Cross-Border Sharing And Localisation

While the DPDP Act puts restrictions on transferring data to specific countries, Rule 14 talks about putting restrictions on government agencies of particular countries. As pointed out in IGAP’s recommendations, this wording shifts the focus from territorial restrictions to specific entities, thus creating a notable dissonance between the Act and the Rule.

IFF says that the new requirement might impose more stringent restrictions than under the Act’s blacklist model. IFF warns that this creates confusion for businesses, particularly foreign companies in India, adding compliance hurdles and increasing the risk of stricter localisation requirements.

IGAP, which shared its report with The Secretariat, suggests that to avoid confusion, Rule 14 should clearly distinguish between setting conditions for data transfers and completely restricting them. It also recommends that the rule's language should align with Section 16 of the DPDP Act, with specifying restrictions on transfers to countries or regions, rather than individual people or agencies.

Meanwhile, ISAIL suggests that the government introduce sector-specific exceptions for businesses requiring global data transfers (eg, fintech, telecom, e-com). It also recommends that the government align with global adequacy frameworks (eg, GDPR, APEC CBPR) to create seamless cross-border data flow mechanisms.

Rule 22: Violative Of Privacy Rights?

Rule 22 of DPDP states that the central government can request a data fiduciary or intermediary to provide personal information when national security is at risk. The government can also compel a company to disclose an individual’s personal information without notifying the individual whose information is being disclosed to the government.

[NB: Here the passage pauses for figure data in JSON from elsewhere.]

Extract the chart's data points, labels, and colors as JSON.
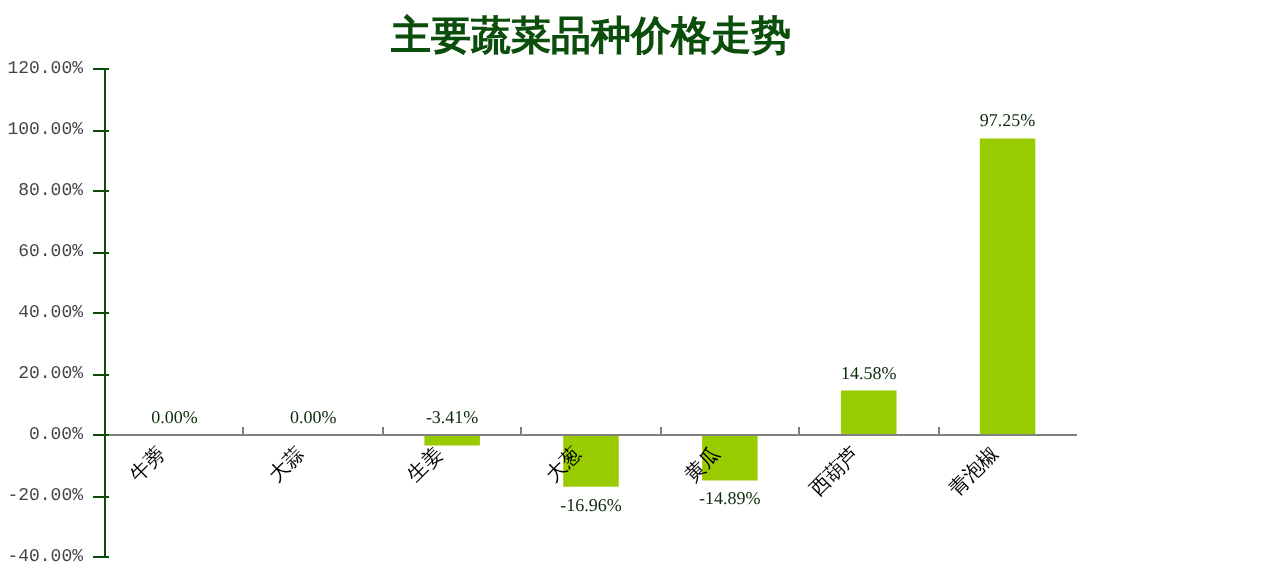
{
  "chart_data": {
    "type": "bar",
    "title": "主要蔬菜品种价格走势",
    "categories": [
      "牛蒡",
      "大蒜",
      "生姜",
      "大葱",
      "黄瓜",
      "西葫芦",
      "青泡椒"
    ],
    "values": [
      0,
      0,
      -3.41,
      -16.96,
      -14.89,
      14.58,
      97.25
    ],
    "value_labels": [
      "0.00%",
      "0.00%",
      "-3.41%",
      "-16.96%",
      "-14.89%",
      "14.58%",
      "97.25%"
    ],
    "color": "#99cc00",
    "ylim": [
      -40,
      120
    ],
    "yticks": [
      {
        "value": -40,
        "label": "-40.00%"
      },
      {
        "value": -20,
        "label": "-20.00%"
      },
      {
        "value": 0,
        "label": "0.00%"
      },
      {
        "value": 20,
        "label": "20.00%"
      },
      {
        "value": 40,
        "label": "40.00%"
      },
      {
        "value": 60,
        "label": "60.00%"
      },
      {
        "value": 80,
        "label": "80.00%"
      },
      {
        "value": 100,
        "label": "100.00%"
      },
      {
        "value": 120,
        "label": "120.00%"
      }
    ],
    "grid": false
  }
}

CCL says that this bypasses consent of the data fiduciary and undermines privacy protections as well as Supreme Court safeguards against state surveillance. It suggests that “any call for information shall be made via a formal written request by the authorities to the data fiduciary”.

It also suggests that there should be a review committee to oversee requests and a requirement to state why the information is needed. Companies must tell people when the government asks for their data, ensuring it follows legal rules on necessity and fairness. CCL also recommends a way to appeal decisions and an independent body to ensure transparency and accountability.

ISAIL’s report concurs and gives similar recommendations. It says that the rule is likely to be challenged in court as it violates the Supreme Court guidelines in PUCL Vs Union of India, and is unlikely to fulfil the three-fold requirement for legality, legitimacy and proportionality in the K S Puttaswamy judgement.

Meanwhile, IGAP says that the wording of Rule 22 is unclear about when and where confidentiality rules apply. This could lead to confusion about whether data fiduciaries are required to keep information requests private, or if they can disclose them in certain situations.

IGAP recommends that data fiduciaries receive clear guidelines on confidentiality when responding to information requests. And since it’s also unclear if companies are required to decrypt encrypted data when asked, even though another rule (Rule 6) requires them to keep data secure through encryption, IGAP recommends that the rules clarify if there is an obligation to decrypt data.

Meanwhile, IFF takes a more dramatic stance, calling for the complete removal of Rule 22. Why? Because it says Rule 22 doesn't set limits on how long data can be stored or how it can be used, raising privacy concerns, and gives the government broad powers to collect data without clear rules or transparency.